I have made homemade paneer or Indian cheese. It's similar to cottage cheese or farmers cheese, in the sense that it's curdled milk that is not fermented. Once the cafeteria at work (hoping to cater to the tastes of the South Asian Employees) presented cabbage stuffed with paneer... or steamed cabbage leaves wrapped around cottage cheese. I asked for my money back. When you're making paneer, your actually souring the milk with lemon juice and therby speeding up the curdling process.

1 Gallon of Whole Milk
Juice from several lemons

Turn your burner on low heat. Heat the milk slowly for about 45 minutes. Add the lemon juice. The milk solids will float to the surface of the liquid. Drain the liquid completely from the solids. Place the solids in the center of a cheesecloth and bring up the corners and twist to form a bag. You will have to insure that most of the liquid has been pressed from the cheese. Place the cheese in the cloth on a cutting board and press down with a flat heavy object. I used a cast iron pan covered with plastic, and pressed down as hard as I could. You could also leave a book on top of the pan, and leave the paneer to drain. Roll the cheese into balls and serve as part of an Indian Dish such as Saag Paneer (Spiced Spinach with Cheese). I've read that you should use the cheese the day it's made to insure freshness.
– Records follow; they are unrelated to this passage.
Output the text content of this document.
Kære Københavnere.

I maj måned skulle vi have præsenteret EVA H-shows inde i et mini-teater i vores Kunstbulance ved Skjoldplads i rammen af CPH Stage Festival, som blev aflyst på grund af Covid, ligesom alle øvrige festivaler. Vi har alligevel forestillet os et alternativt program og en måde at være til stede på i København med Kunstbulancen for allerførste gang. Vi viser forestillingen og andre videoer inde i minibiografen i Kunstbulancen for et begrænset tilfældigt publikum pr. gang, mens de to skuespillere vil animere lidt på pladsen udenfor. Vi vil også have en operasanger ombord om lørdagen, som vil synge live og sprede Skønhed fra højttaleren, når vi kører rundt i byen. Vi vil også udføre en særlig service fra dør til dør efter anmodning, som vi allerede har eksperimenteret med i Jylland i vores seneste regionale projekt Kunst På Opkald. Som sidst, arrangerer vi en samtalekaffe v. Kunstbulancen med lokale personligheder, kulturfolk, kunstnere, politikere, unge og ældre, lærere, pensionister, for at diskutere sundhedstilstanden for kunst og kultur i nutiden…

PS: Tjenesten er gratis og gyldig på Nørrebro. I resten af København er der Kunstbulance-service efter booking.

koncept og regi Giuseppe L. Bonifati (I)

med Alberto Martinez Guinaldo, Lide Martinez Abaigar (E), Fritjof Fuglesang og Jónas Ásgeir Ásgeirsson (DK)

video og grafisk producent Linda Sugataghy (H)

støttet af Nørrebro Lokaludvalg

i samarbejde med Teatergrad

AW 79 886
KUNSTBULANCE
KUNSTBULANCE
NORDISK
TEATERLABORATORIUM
Recently, J. picked up my Sourdough cookbook and suggested that we breakout some starter. The secret to healthy starter of course is keeping it in a warm dry place and never using a metal spoon to stir it. Sourdough became a popular way of leavening breads in Gold Rush Alaska as it was very difficult to transport and store yeast because of the cold temperatures and harsh shipping conditions. As a result, Alaskan bakers resorted to creating their own leavening from starter made with think boiled potato water and a spoon or two of flour, maybe a pinch of sugar. This starter would be left in a warm dry place and allowed to ferment over several days. It's been ages since I've made sourdough pancakes, and it takes a few days before the sourdough is ready to use, but it's well worth the wait. I have to dig up for the recipe, but I will post as soon as I've found it and used it.